Bruce Turnbull 23/11/2007

Rating: 2/5

Straight from the Hollywood feeding pen comes another vacuous Christmas turkey in the shape of Matthew Vaughn's sprawling fantasy epic Stardust, a movie I had such high expectations for, and one I'd find hard to sit through a second time. In fact, it was hard enough to make it through the first. Based on the novel by renowned author Neil Gaiman, Stardust sees our plucky young nobody Tristan (Charlie Cox) embroiled in a hopeless love triangle, spinning rivalry between himself and another suitor for the woman of his dreams, Victoria. And in order to win her heart as it were, he is required to retrieve a fallen star and present it to her on her birthday. The ensuing problem arises when he crosses 'The Wall' - over which a fantasy realm dwells - and Tristan finds out that his fallen star isn't a portion of solidified light, but a young, beautiful naiad named Yvaine, played delightfully by Claire Danes. The narrative plods along merrily with numerous plots overlapping, but only when the dreadfully wicked Lamia (Michelle Pfeiffer) is informed of the fallen star's arrival does it become interesting, as she realises it is imperative to capture Yvaine in order to maintain her youth. And how does she remedy this exactly? By cutting out her heart. Indeed. The story follows an unwieldy path of fantasy clichés and narrative gimmicks until it concludes in the most ludicrous, unbelievably naïve finale that frankly had me - and many others - snoring in the aisle.

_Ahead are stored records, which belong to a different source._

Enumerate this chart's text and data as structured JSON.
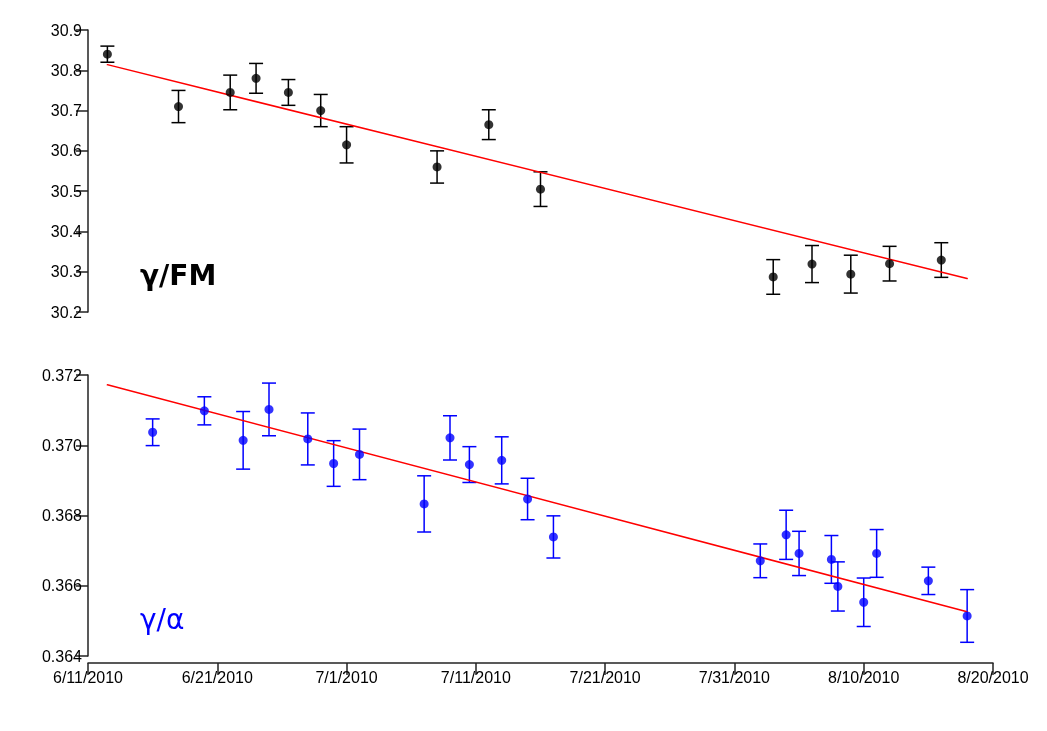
{
  "chart_data": [
    {
      "type": "scatter",
      "xlim": [
        "2010-06-11",
        "2010-08-20"
      ],
      "ylim": [
        30.2,
        30.9
      ],
      "yticks": [
        30.2,
        30.3,
        30.4,
        30.5,
        30.6,
        30.7,
        30.8,
        30.9
      ],
      "tick_labels": "y",
      "grid": false,
      "legend": false,
      "marker": "circle",
      "series": [
        {
          "name": "γ/FM",
          "color": "#000000",
          "x": [
            "2010-06-12T12:00",
            "2010-06-18",
            "2010-06-22",
            "2010-06-24",
            "2010-06-26T12:00",
            "2010-06-29",
            "2010-07-01",
            "2010-07-08",
            "2010-07-12",
            "2010-07-16",
            "2010-08-03",
            "2010-08-06",
            "2010-08-09",
            "2010-08-12",
            "2010-08-16"
          ],
          "values": [
            30.84,
            30.71,
            30.745,
            30.78,
            30.745,
            30.7,
            30.615,
            30.56,
            30.665,
            30.505,
            30.287,
            30.319,
            30.294,
            30.32,
            30.329
          ],
          "errors": [
            0.02,
            0.04,
            0.043,
            0.037,
            0.032,
            0.04,
            0.045,
            0.04,
            0.037,
            0.043,
            0.043,
            0.046,
            0.047,
            0.043,
            0.043
          ]
        },
        {
          "type": "line",
          "color": "#ff0000",
          "marker": "none",
          "x": [
            "2010-06-12T12:00",
            "2010-08-18"
          ],
          "values": [
            30.814,
            30.283
          ]
        }
      ]
    },
    {
      "type": "scatter",
      "xlim": [
        "2010-06-11",
        "2010-08-20"
      ],
      "xticks": [
        {
          "value": "2010-06-11",
          "label": "6/11/2010"
        },
        {
          "value": "2010-06-21",
          "label": "6/21/2010"
        },
        {
          "value": "2010-07-01",
          "label": "7/1/2010"
        },
        {
          "value": "2010-07-11",
          "label": "7/11/2010"
        },
        {
          "value": "2010-07-21",
          "label": "7/21/2010"
        },
        {
          "value": "2010-07-31",
          "label": "7/31/2010"
        },
        {
          "value": "2010-08-10",
          "label": "8/10/2010"
        },
        {
          "value": "2010-08-20",
          "label": "8/20/2010"
        }
      ],
      "ylim": [
        0.364,
        0.372
      ],
      "yticks": [
        {
          "value": 0.364,
          "label": "0.364"
        },
        {
          "value": 0.366,
          "label": "0.366"
        },
        {
          "value": 0.368,
          "label": "0.368"
        },
        {
          "value": 0.37,
          "label": "0.370"
        },
        {
          "value": 0.372,
          "label": "0.372"
        }
      ],
      "grid": false,
      "legend": false,
      "marker": "circle",
      "series": [
        {
          "name": "γ/α",
          "color": "#0000ff",
          "x": [
            "2010-06-16",
            "2010-06-20",
            "2010-06-23",
            "2010-06-25",
            "2010-06-28",
            "2010-06-30",
            "2010-07-02",
            "2010-07-07",
            "2010-07-09",
            "2010-07-10T12:00",
            "2010-07-13",
            "2010-07-15",
            "2010-07-17",
            "2010-08-02",
            "2010-08-04",
            "2010-08-05",
            "2010-08-07T12:00",
            "2010-08-08",
            "2010-08-10",
            "2010-08-11",
            "2010-08-15",
            "2010-08-18"
          ],
          "values": [
            0.37037,
            0.37098,
            0.37014,
            0.37102,
            0.37018,
            0.36948,
            0.36974,
            0.36833,
            0.37021,
            0.36945,
            0.36957,
            0.36847,
            0.36739,
            0.36671,
            0.36745,
            0.36692,
            0.36675,
            0.36598,
            0.36553,
            0.36692,
            0.36614,
            0.36514
          ],
          "errors": [
            0.00038,
            0.0004,
            0.00082,
            0.00075,
            0.00074,
            0.00065,
            0.00072,
            0.0008,
            0.00063,
            0.00051,
            0.00067,
            0.00059,
            0.0006,
            0.00048,
            0.0007,
            0.00063,
            0.00068,
            0.0007,
            0.00069,
            0.00068,
            0.00039,
            0.00075
          ]
        },
        {
          "type": "line",
          "color": "#ff0000",
          "marker": "none",
          "x": [
            "2010-06-12T12:00",
            "2010-08-18"
          ],
          "values": [
            0.37172,
            0.36526
          ]
        }
      ]
    }
  ]
}
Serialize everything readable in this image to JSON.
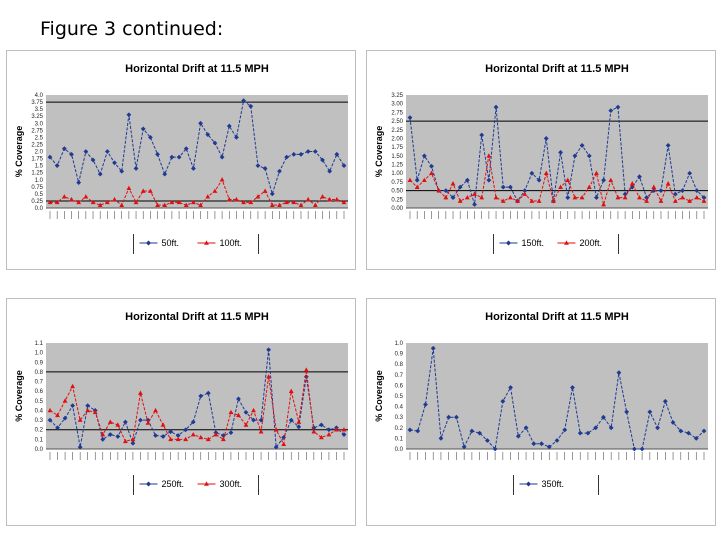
{
  "page": {
    "title": "Figure 3 continued:"
  },
  "chart_data": [
    {
      "type": "line",
      "title": "Horizontal Drift at 11.5 MPH",
      "ylabel": "% Coverage",
      "ylim": [
        0,
        4.0
      ],
      "yticks": [
        "0.0",
        "0.25",
        "0.5",
        "0.75",
        "1.0",
        "1.25",
        "1.5",
        "1.75",
        "2.0",
        "2.25",
        "2.5",
        "2.75",
        "3.0",
        "3.25",
        "3.5",
        "3.75",
        "4.0"
      ],
      "reference_lines": [
        3.75,
        0.25
      ],
      "series": [
        {
          "name": "50ft.",
          "color": "#1f3a93",
          "marker": "diamond",
          "values": [
            1.8,
            1.5,
            2.1,
            1.9,
            0.9,
            2.0,
            1.7,
            1.2,
            2.0,
            1.6,
            1.3,
            3.3,
            1.4,
            2.8,
            2.5,
            1.9,
            1.2,
            1.8,
            1.8,
            2.1,
            1.4,
            3.0,
            2.6,
            2.3,
            1.8,
            2.9,
            2.5,
            3.8,
            3.6,
            1.5,
            1.4,
            0.5,
            1.3,
            1.8,
            1.9,
            1.9,
            2.0,
            2.0,
            1.7,
            1.3,
            1.9,
            1.5
          ]
        },
        {
          "name": "100ft.",
          "color": "#e01010",
          "marker": "triangle",
          "values": [
            0.2,
            0.2,
            0.4,
            0.3,
            0.2,
            0.4,
            0.2,
            0.1,
            0.2,
            0.3,
            0.1,
            0.7,
            0.2,
            0.6,
            0.6,
            0.1,
            0.1,
            0.2,
            0.2,
            0.1,
            0.2,
            0.1,
            0.4,
            0.6,
            1.0,
            0.3,
            0.3,
            0.2,
            0.2,
            0.4,
            0.6,
            0.1,
            0.1,
            0.2,
            0.2,
            0.1,
            0.3,
            0.1,
            0.4,
            0.3,
            0.3,
            0.2
          ]
        }
      ]
    },
    {
      "type": "line",
      "title": "Horizontal Drift at 11.5 MPH",
      "ylabel": "% Coverage",
      "ylim": [
        0,
        3.25
      ],
      "yticks": [
        "0.00",
        "0.25",
        "0.50",
        "0.75",
        "1.00",
        "1.25",
        "1.50",
        "1.75",
        "2.00",
        "2.25",
        "2.50",
        "2.75",
        "3.00",
        "3.25"
      ],
      "reference_lines": [
        2.5,
        0.5
      ],
      "series": [
        {
          "name": "150ft.",
          "color": "#1f3a93",
          "marker": "diamond",
          "values": [
            2.6,
            0.8,
            1.5,
            1.2,
            0.5,
            0.5,
            0.3,
            0.6,
            0.8,
            0.1,
            2.1,
            0.8,
            2.9,
            0.6,
            0.6,
            0.2,
            0.5,
            1.0,
            0.8,
            2.0,
            0.2,
            1.6,
            0.3,
            1.5,
            1.8,
            1.5,
            0.3,
            0.8,
            2.8,
            2.9,
            0.4,
            0.6,
            0.9,
            0.3,
            0.5,
            0.5,
            1.8,
            0.4,
            0.5,
            1.0,
            0.5,
            0.3
          ]
        },
        {
          "name": "200ft.",
          "color": "#e01010",
          "marker": "triangle",
          "values": [
            0.8,
            0.6,
            0.8,
            1.0,
            0.5,
            0.3,
            0.7,
            0.2,
            0.3,
            0.4,
            0.3,
            1.5,
            0.3,
            0.2,
            0.3,
            0.2,
            0.4,
            0.2,
            0.2,
            1.0,
            0.2,
            0.6,
            0.8,
            0.3,
            0.3,
            0.6,
            1.0,
            0.1,
            0.8,
            0.3,
            0.3,
            0.7,
            0.3,
            0.2,
            0.6,
            0.2,
            0.7,
            0.2,
            0.3,
            0.2,
            0.3,
            0.2
          ]
        }
      ]
    },
    {
      "type": "line",
      "title": "Horizontal Drift at 11.5 MPH",
      "ylabel": "% Coverage",
      "ylim": [
        0,
        1.1
      ],
      "yticks": [
        "0.0",
        "0.1",
        "0.2",
        "0.3",
        "0.4",
        "0.5",
        "0.6",
        "0.7",
        "0.8",
        "0.9",
        "1.0",
        "1.1"
      ],
      "reference_lines": [
        0.8,
        0.2
      ],
      "series": [
        {
          "name": "250ft.",
          "color": "#1f3a93",
          "marker": "diamond",
          "values": [
            0.3,
            0.22,
            0.32,
            0.45,
            0.02,
            0.45,
            0.4,
            0.1,
            0.15,
            0.13,
            0.28,
            0.06,
            0.3,
            0.3,
            0.14,
            0.13,
            0.18,
            0.14,
            0.2,
            0.28,
            0.55,
            0.58,
            0.17,
            0.14,
            0.17,
            0.52,
            0.38,
            0.3,
            0.3,
            1.03,
            0.02,
            0.12,
            0.3,
            0.23,
            0.75,
            0.22,
            0.25,
            0.2,
            0.22,
            0.15
          ]
        },
        {
          "name": "300ft.",
          "color": "#e01010",
          "marker": "triangle",
          "values": [
            0.4,
            0.35,
            0.5,
            0.65,
            0.3,
            0.4,
            0.38,
            0.15,
            0.28,
            0.25,
            0.08,
            0.1,
            0.58,
            0.27,
            0.4,
            0.25,
            0.1,
            0.1,
            0.1,
            0.15,
            0.12,
            0.1,
            0.15,
            0.1,
            0.38,
            0.35,
            0.25,
            0.4,
            0.18,
            0.75,
            0.2,
            0.05,
            0.6,
            0.28,
            0.82,
            0.18,
            0.12,
            0.15,
            0.2,
            0.2
          ]
        }
      ]
    },
    {
      "type": "line",
      "title": "Horizontal Drift at 11.5 MPH",
      "ylabel": "% Coverage",
      "ylim": [
        0,
        1.0
      ],
      "yticks": [
        "0.0",
        "0.1",
        "0.2",
        "0.3",
        "0.4",
        "0.5",
        "0.6",
        "0.7",
        "0.8",
        "0.9",
        "1.0"
      ],
      "reference_lines": [],
      "series": [
        {
          "name": "350ft.",
          "color": "#1f3a93",
          "marker": "diamond",
          "values": [
            0.18,
            0.17,
            0.42,
            0.95,
            0.1,
            0.3,
            0.3,
            0.02,
            0.17,
            0.15,
            0.08,
            0.0,
            0.45,
            0.58,
            0.12,
            0.2,
            0.05,
            0.05,
            0.02,
            0.08,
            0.18,
            0.58,
            0.15,
            0.15,
            0.2,
            0.3,
            0.2,
            0.72,
            0.35,
            0.0,
            0.0,
            0.35,
            0.2,
            0.45,
            0.25,
            0.17,
            0.15,
            0.1,
            0.17
          ]
        }
      ]
    }
  ]
}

The issues I have with Stardust are not with the acting, or mise-en-scene, or music, or cinematography. Respectively, all of those things are of a high standard, as one would expect from a film of this scope. But the narrative is so ridiculously linear, and circumvents practically all the traditions of the fantasy genre that make it so universal. For starters, the basic principle of fantasy fiction is that it must be rooted in reality; otherwise it seems contrived and unconvincing. Tolkien's Middle Earth, as probably the most frequented example, is replete with believable characters, interesting history, and authentic culture. Feist's Midkemia is even more vibrant. Kerr's Deverry: even more so. But Gaiman/Vaughn's The Wall? How much thought has been put into this thing? One minute they are standing in a small, honest, British market town, the next, they cross a stone wall and boom - thriving fantasy empire. I just don't buy it. And it's not because I wanted to slam this thing from the word go; I was dying to sample Jane Goldman's screenplay; which is of a poor standard considering all the plugging her husband has rightfully done for her. The great Robert De Niro's character is so painfully unfunny that his career can be seen crawling from him like that of the greedy Hollywood producers that have flaunted their overflowing wallets to buy such cheap demographics.

Practically every British actor/stand up on the scene at the moment appears somewhat briefly in the film - Ricky Gervais manages to bring along David Brent in a tunic and cod-piece - and the performances of both Charlie Cox and Michelle Pfeiffer are rather credible, but despite all of its redeeming features, too much revenue and not enough thought has gone into the making of Stardust, and unless your children are dragging you by your feet to the local Odeon, this is one fairytale that is not worth telling.